Den Beschuldigten (für die die Unschuldsvermutung gilt) wird Untreue (Steuergeld für Inserate für politische Macht) Bestechung und Bestechlichkeit vorgeworfen.
Ab 2016 soll Steuergeld in der Höhe von 1,1 Mill. Euro aufgewandt worden sein, um Kurz als ÖVP-Vorsitzender durchzusetzen & zum Bundeskanzler zu machen. Dazu sollen für Kurz geschönte Umfragen und Inhalte auf Geheiß des Team Kurz in der Zeitung Österreich platziert worden sein.
Das untermauert die Staatsanwaltschaft auch mit Auszügen aus SMS, die in ihrem Ermittlungsakt beiliegen:
So schreibt der ÖVP-Generalsekretär des Finanzministeriums (Schmid) über entsprechende positive Berichterstattung an einen Kurz-Sprecher: „So weit wie wir bin ich echt noch nie gegangen. Geniales Investment. Und Fellner ist ein Kapitalist. Wer zahlt schafft an. Ich liebe das.“
Davor hatte sich die damalige ÖVP-Bildungsministerin (Karmasin) bereits direkt bei den Gebrüdern Fellner beschwert, wenn nicht wunschgemäß geliefert wurde: „Liebe Fellners, ausgemacht war: Do: Brexit. Sa: Maschinensteuer.“
„So: Wirtschaftskompetenz und Standort, schuldenabbau und Einsatz von Steuergeld. Erschienen ist jedoch – private Story von Schelling. Das ist eine echte Frechheit und nicht vertraunsbildend. Wir sind echt sauer!!! Mega sauer.“ diepresse.com/6043652/untreu…
Die Anordnung zur Hausdurchsuchung wurde bereits zur Gänze von ZackZack veröffentlicht. Die Verdachtslage ist darin so dicht, dass es aus heutiger Sicht überraschend wäre, wenn es zu keiner Anklage kommen würde. zackzack.at/2021/10/06/das…
Soweit der zentrale Sachstand.
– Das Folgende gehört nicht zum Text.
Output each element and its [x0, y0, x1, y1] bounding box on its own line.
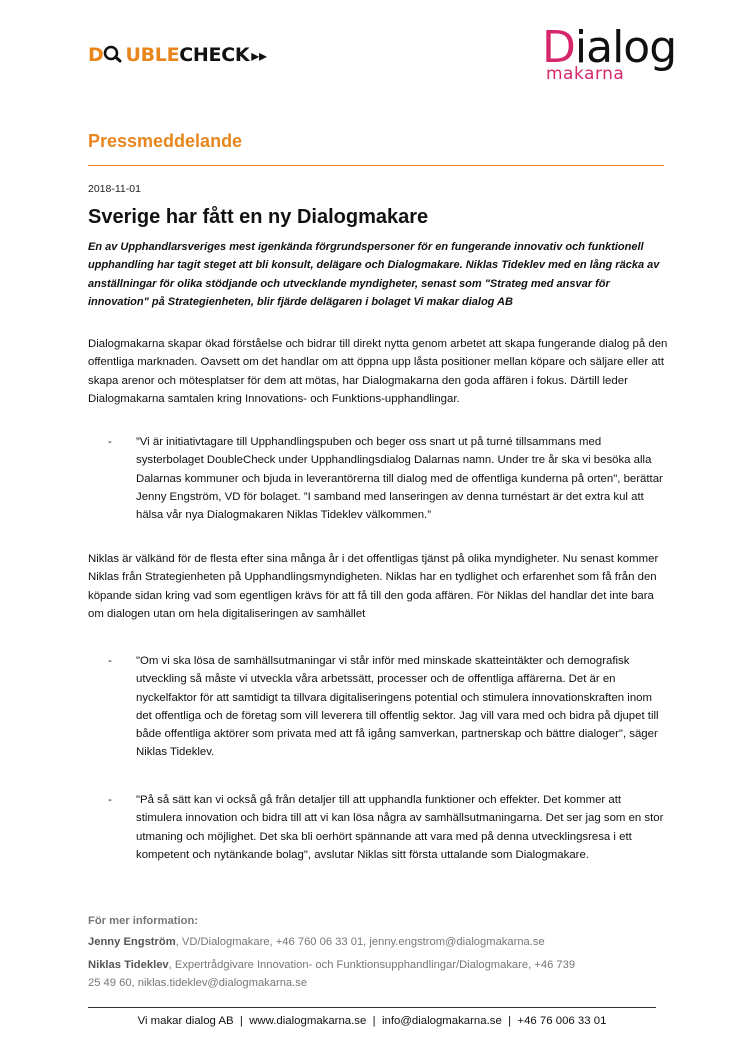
headline: Sverige har fått en ny Dialogmakare: [88, 206, 429, 228]
logo-text-check: CHECK: [179, 44, 250, 66]
magnifier-icon: [103, 44, 125, 70]
bullet-dash: -: [108, 655, 112, 667]
logo-initial-d: D: [542, 22, 575, 73]
contact-jenny: [88, 933, 545, 951]
double-arrow-icon: ▸▸: [251, 46, 267, 65]
bullet-dash: -: [108, 794, 112, 806]
logo-text-uble: UBLE: [125, 44, 180, 66]
footer: Vi makar dialog AB | www.dialogmakarna.se | info@dialogmakarna.se | +46 76 006 33 01: [137, 1015, 607, 1027]
release-date: 2018-11-01: [88, 183, 141, 195]
contact-name: Niklas Tideklev: [88, 959, 169, 971]
contact-heading: För mer information:: [88, 915, 199, 927]
lead-paragraph: En av Upphandlarsveriges mest igenkända förgrundspersoner för en fungerande innovativ och funktionell upphandling har tagit steget att bli konsult, delägare och Dialogmakare. Niklas Tideklev med en lång räcka av anställningar för olika stödjande och utvecklande myndigheter, senast som "Strateg med ansvar för innovation" på Strategienheten, blir fjärde delägaren i bolaget Vi makar dialog AB: [88, 241, 660, 308]
contact-details-cont: 25 49 60, niklas.tideklev@dialogmakarna.se: [88, 977, 308, 989]
quote-1: ”Vi är initiativtagare till Upphandlingspuben och beger oss snart ut på turné tillsammans med systerbolaget DoubleCheck under Upphandlingsdialog Dalarnas namn. Under tre år ska vi besöka alla Dalarnas kommuner och bjuda in leverantörerna till dialog med de offentliga kunderna på orten", berättar Jenny Engström, VD för bolaget. ”I samband med lanseringen av denna turnéstart är det extra kul att hälsa vår nya Dialogmakaren Niklas Tideklev välkommen.”: [136, 436, 663, 522]
body-paragraph-1: Dialogmakarna skapar ökad förståelse och bidrar till direkt nytta genom arbetet att skapa fungerande dialog på den offentliga marknaden. Oavsett om det handlar om att öppna upp låsta positioner mellan köpare och säljare eller att skapa arenor och mötesplatser för dem att mötas, har Dialogmakarna den goda affären i fokus. Därtill leder Dialogmakarna samtalen kring Innovations- och Funktions-upphandlingar.: [88, 338, 668, 405]
quote-3: "På så sätt kan vi också gå från detaljer till att upphandla funktioner och effekter. Det kommer att stimulera innovation och bidra till att vi kan lösa några av samhällsutmaningarna. Det ser jag som en stor utmaning och möjlighet. Det ska bli oerhört spännande att vara med på denna utvecklingsresa i ett kompetent och nytänkande bolag", avslutar Niklas sitt första uttalande som Dialogmakare.: [136, 794, 664, 861]
bullet-dash: -: [108, 436, 112, 448]
footer-divider: [88, 1007, 656, 1008]
contact-details: , VD/Dialogmakare, +46 760 06 33 01, jenny.engstrom@dialogmakarna.se: [175, 936, 545, 948]
dialogmakarna-logo: [542, 22, 692, 88]
contact-name: Jenny Engström: [88, 936, 176, 948]
header-divider: [88, 165, 664, 166]
document-type: Pressmeddelande: [88, 131, 243, 151]
doublecheck-logo: [88, 42, 267, 70]
logo-letter-d: D: [88, 44, 104, 66]
contact-details: , Expertrådgivare Innovation- och Funktionsupphandlingar/Dialogmakare, +46 739: [168, 959, 576, 971]
logo-text-ialog: ialog: [574, 22, 677, 73]
body-paragraph-2: Niklas är välkänd för de flesta efter sina många år i det offentligas tjänst på olika myndigheter. Nu senast kommer Niklas från Strategienheten på Upphandlingsmyndigheten. Niklas har en tydlighet och erfarenhet som få från den köpande sidan kring vad som egentligen krävs för att få till den goda affären. För Niklas del handlar det inte bara om dialogen utan om hela digitaliseringen av samhället: [88, 553, 659, 620]
contact-niklas: [88, 956, 658, 992]
logo-subtext: makarna: [546, 64, 625, 84]
quote-2: "Om vi ska lösa de samhällsutmaningar vi står inför med minskade skatteintäkter och demografisk utveckling så måste vi utveckla våra arbetssätt, processer och de offentliga affärerna. Det är en nyckelfaktor för att samtidigt ta tillvara digitaliseringens potential och stimulera innovationskraften inom det offentliga och de företag som vill leverera till offentlig sektor. Jag vill vara med och bidra på djupet till både offentliga aktörer som privata med att få igång samverkan, partnerskap och bättre dialoger", säger Niklas Tideklev.: [136, 655, 659, 759]
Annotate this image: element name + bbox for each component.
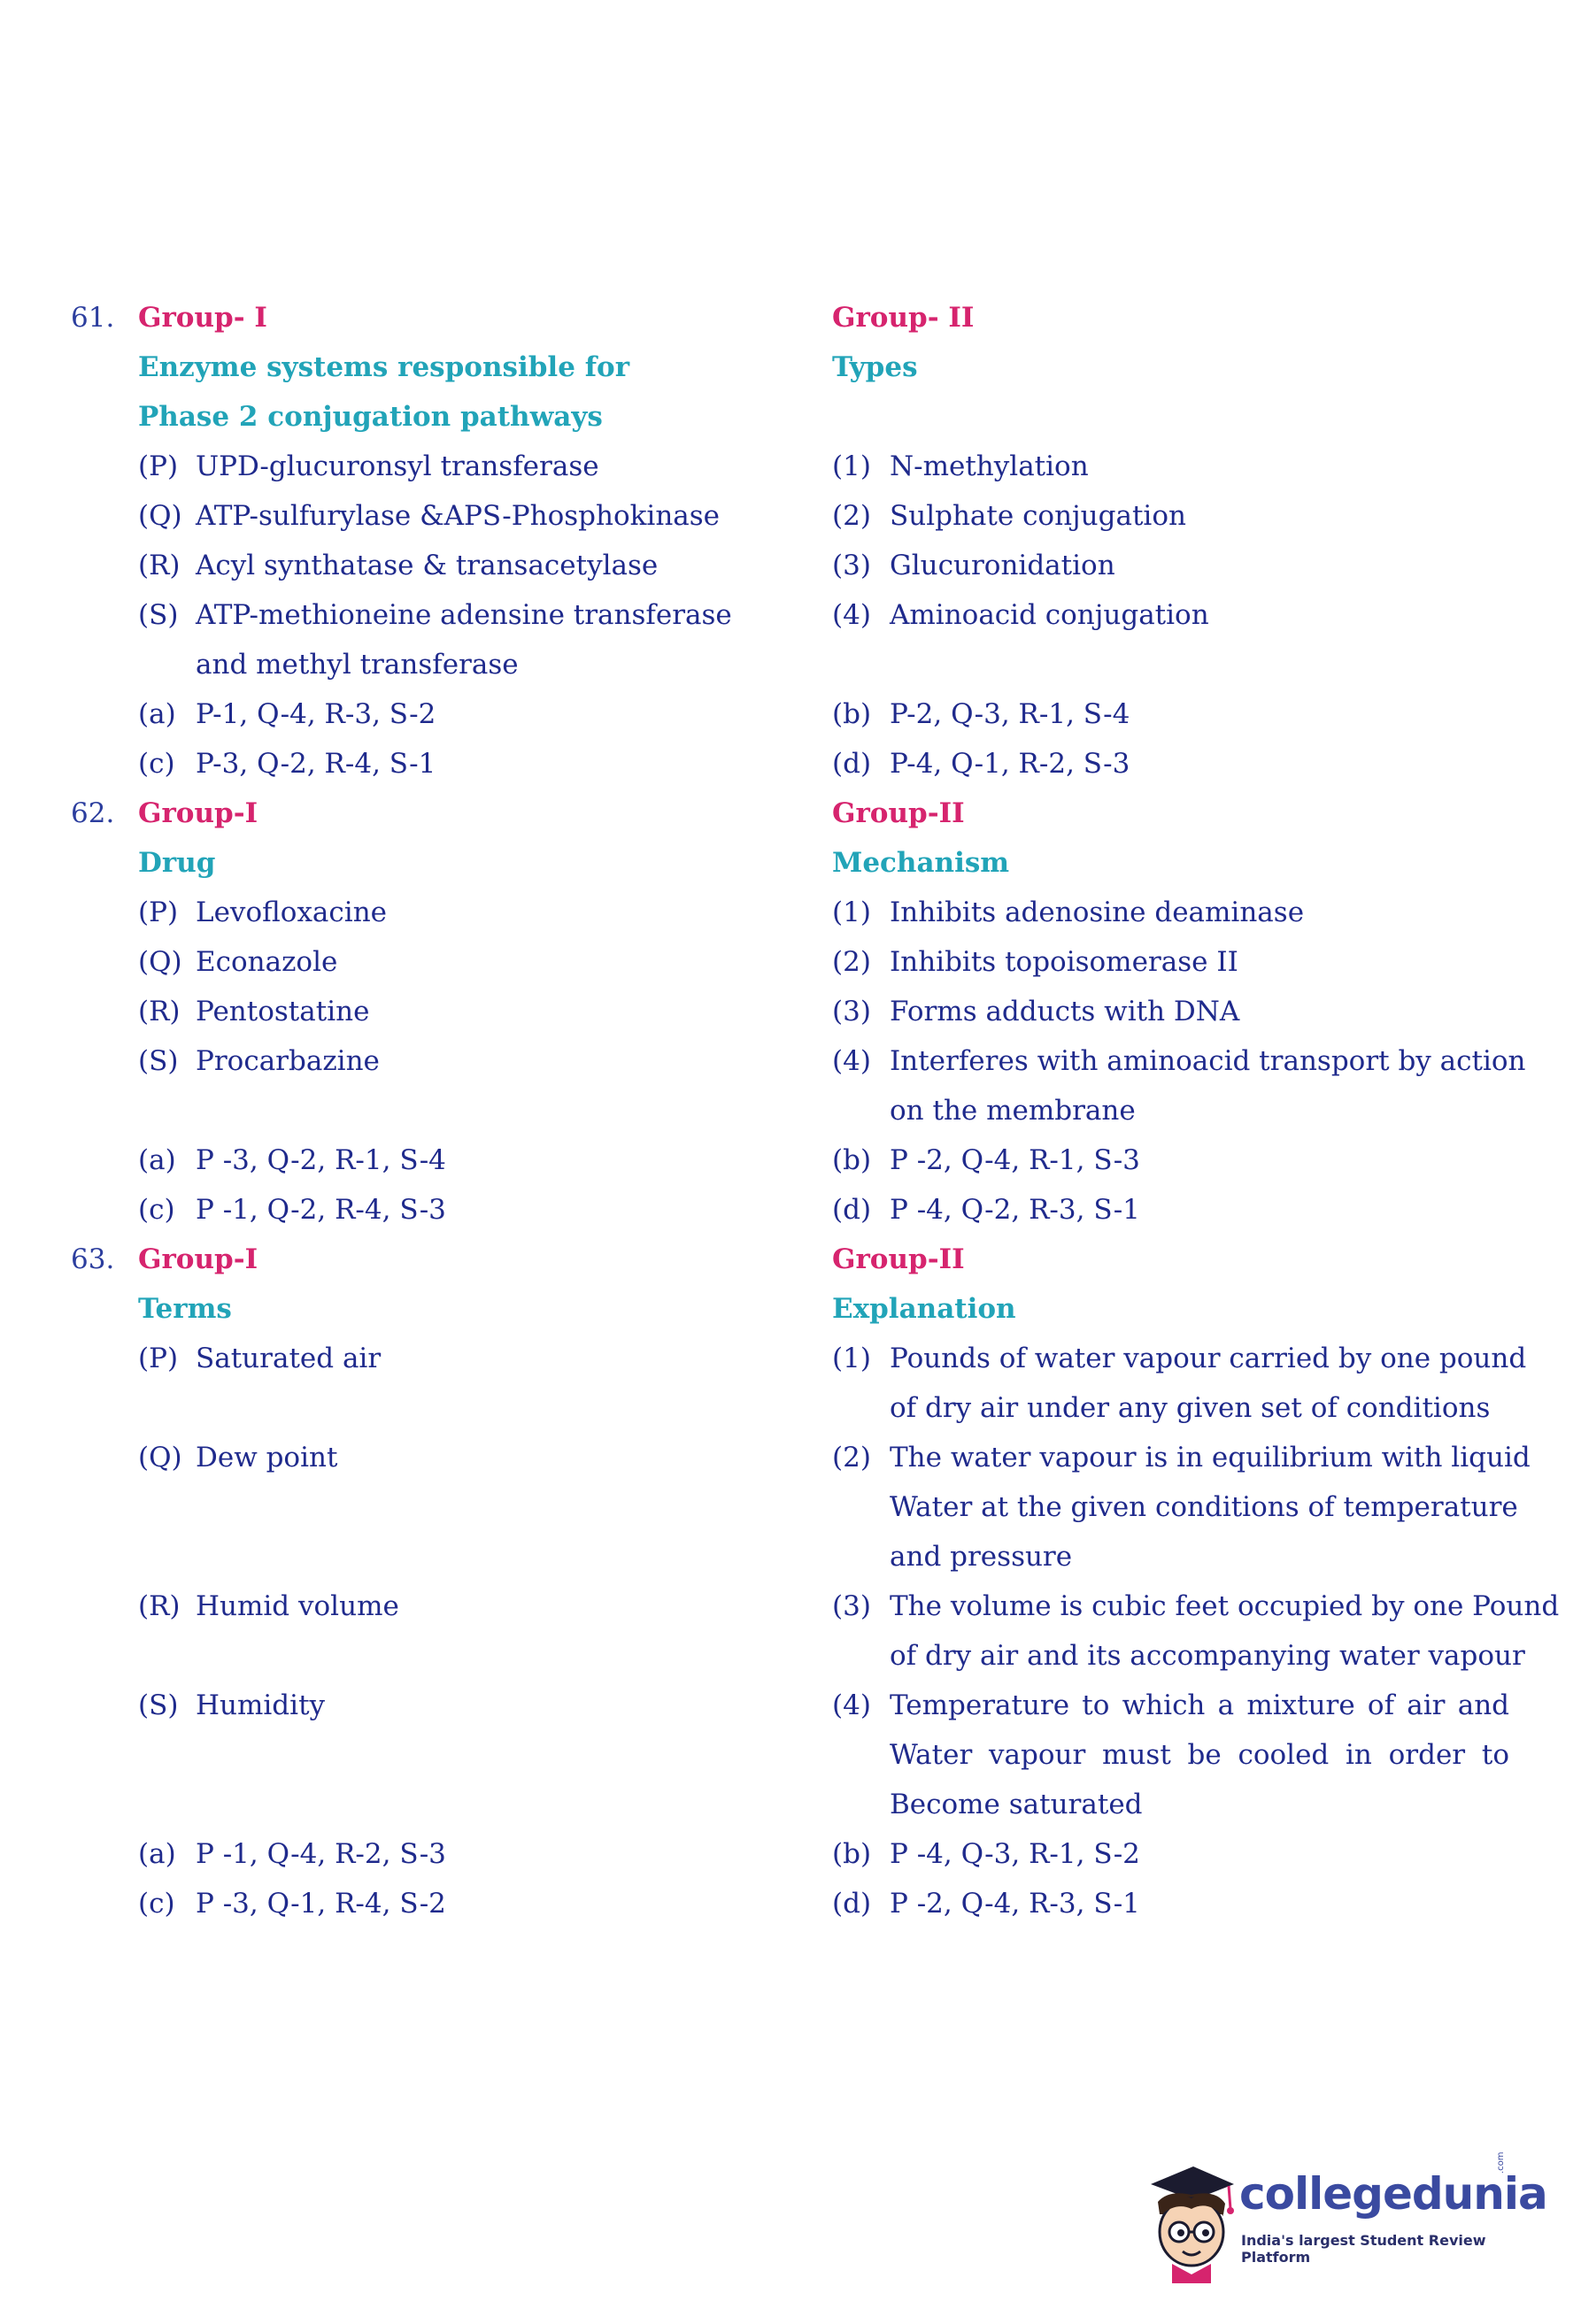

Wie kann man das nu alles einordnen? Ganz egal, ob es zu einer Anklage oder einer Verurteilung kommt. Schon jetzt ist klar, dass das System Kurz durch die Ermittlungen genau recherchiert und offengelegt wurde.
Mit öffentlichen Geldern wurden Medien gekauft, so dass Kurz in einem ersten Schritt die ÖVP übernehmen und zentralistisch auf ihn selbst ausgerichtet führen konnte. Im zweiten Schritt war mit gleichen Mitteln das Kanzleramt dran.
Das inhaltliche Projekt hat niemand besser als das Team Kurz selbst beschrieben: Im vom Falter (38/17) veröffentlichten Strategie "Projekt Ballhausplatz" hieß es: Kurz solle als "höflichere Strache" positioniert werden.
Mit der strategischen Spaltung der Gesellschaft (in "Wir" und rassistisch markierte "Andere") ging es darum eine Politik im Interesse von Vermögenden und der Wirtschaftsverbände trotz Krise über die Runden zu retten.
Wie sehr dazu auch die Formen bürgerlicher Demokratie untergraben wurden, ist früh sichtbar geworden. So meinte Kurz etwa nach seiner Ibiza bedingten Abwahl ganz im Jargon des autoritären Carl Schmitt: "Das Parlament hat bestimmt, das Volk wird entscheiden"
Nachdem die ersten Beschuldigungen gegen die ÖVP bzw. das System Kurz aufkamen, wurde strategisch der Rechtsstaat angegriffen, so dass sogar die bürgerlich geprägte Richtervereinigung Kurz kritisierte und vor der Gefährdung des Rechtsstaates warnte: derstandard.at/story/20001267…
Doch gerade diese schleichende autoritäre Neuformierung der Republik, die von Beginn an im Kern des Projektes von Kurz stand, wird auch den weiteren Verlauf der Causa Kurz prägen. mosaik-blog.at/sebastian-kurz…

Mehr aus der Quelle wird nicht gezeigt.